Este facto não põe em causa a igualdade na consideração de interesses dos não
humanos. Significa antes que temos de ter cuidado quando comparamos os
interesses de diferentes espécies. Em algumas situações, um membro de uma
espécie sofrerá mais do que o de outra. Neste caso devemos continuar a aplicar
o princípio da igualdade na consideração de interesses, mas o resultado dessa
atitude consiste, é claro, em dar prioridade ao alívio do maior sofrimento.

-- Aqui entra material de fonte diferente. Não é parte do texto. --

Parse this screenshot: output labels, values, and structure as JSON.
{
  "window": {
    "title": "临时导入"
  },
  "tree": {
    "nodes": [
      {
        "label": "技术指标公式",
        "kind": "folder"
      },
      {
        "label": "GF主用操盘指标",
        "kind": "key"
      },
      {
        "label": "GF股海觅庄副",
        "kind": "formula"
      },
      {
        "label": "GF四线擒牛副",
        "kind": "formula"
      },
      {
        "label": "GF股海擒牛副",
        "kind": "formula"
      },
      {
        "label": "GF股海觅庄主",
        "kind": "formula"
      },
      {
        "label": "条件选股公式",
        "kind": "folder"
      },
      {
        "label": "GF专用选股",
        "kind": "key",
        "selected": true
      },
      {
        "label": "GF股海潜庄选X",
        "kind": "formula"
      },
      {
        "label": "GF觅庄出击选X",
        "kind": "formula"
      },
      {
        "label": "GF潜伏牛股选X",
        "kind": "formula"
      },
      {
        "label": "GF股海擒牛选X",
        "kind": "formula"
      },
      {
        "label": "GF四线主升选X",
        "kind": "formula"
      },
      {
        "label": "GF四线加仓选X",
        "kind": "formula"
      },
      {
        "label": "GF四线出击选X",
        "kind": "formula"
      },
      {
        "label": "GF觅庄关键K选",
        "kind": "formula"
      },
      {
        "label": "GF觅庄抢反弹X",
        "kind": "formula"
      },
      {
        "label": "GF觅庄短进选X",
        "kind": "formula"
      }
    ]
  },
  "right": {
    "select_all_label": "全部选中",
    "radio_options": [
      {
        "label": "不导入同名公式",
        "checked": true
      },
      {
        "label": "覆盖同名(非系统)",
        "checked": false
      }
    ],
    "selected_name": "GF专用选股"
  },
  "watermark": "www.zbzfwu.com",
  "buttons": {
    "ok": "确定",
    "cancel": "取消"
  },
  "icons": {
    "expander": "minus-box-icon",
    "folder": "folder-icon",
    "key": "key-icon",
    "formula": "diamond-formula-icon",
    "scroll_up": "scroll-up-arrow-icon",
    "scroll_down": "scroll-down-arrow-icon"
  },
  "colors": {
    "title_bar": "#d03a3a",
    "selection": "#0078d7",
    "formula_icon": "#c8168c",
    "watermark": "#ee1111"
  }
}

Peter Singer, Ética Prática
Fundamentar a moral na razão, ao modo de Kant, a partir de uma forma que é universal, uma vez que somos todos dotados de razão independentemente da raça, circunstância etc, parece-me sólido. Podemos compreender a moral como tendo inquestionável validade num quadro deste género. Mas quando utilizamos a razão na justificação de certos actos, tentando explicar porque é que são correctos ou incorrectos, através de argumentos, fica-nos aquela estranha sensação de que o contrário é igualmente argumentável, logo, igualmente moral, é o que acontece com estes argumentos de Peter Singer. Traçar uma fronteira entre quem/o quê merece ter dignidade moral e quem/o quê não a merece ter e, por isso, está ausente do quadro de direitos e deveres, é sempre um acto à partida arbitrário e cuja justificação é tão aceitável como outra que estabeleça outros critérios para demarcar a fronteira; se sofre, se tem linguagem, se tem inteligência, se é capaz de comunicação etc. Qualquer destes critérios tem um número de contra exemplos suficiente para o enfraquecer e, sendo assim, não há mesmo qualquer argumentação, no campo moral, que tenha a força de uma evidência ou implique uma plataforma comum, racionalmente aceitável por todos os sujeitos morais, ora isto enfraquece também a moral, tornando-a campo de disputa infindável e sem consenso. Por outro lado, este tipo de argumentação parece-me inútil uma vez que se utiliza para concluir algo que é evidente, isto é que os animais sofrem e como tal não devemos inflingir-lhe sofrimento. É como explicar a alguém que tem de viajar de avião que este gasta muito combustível e é poluente. A verdade é que quem viaja de avião já o sabe, por isso argumentar acerca de algo que já se sabe, não me parece um bom caminho.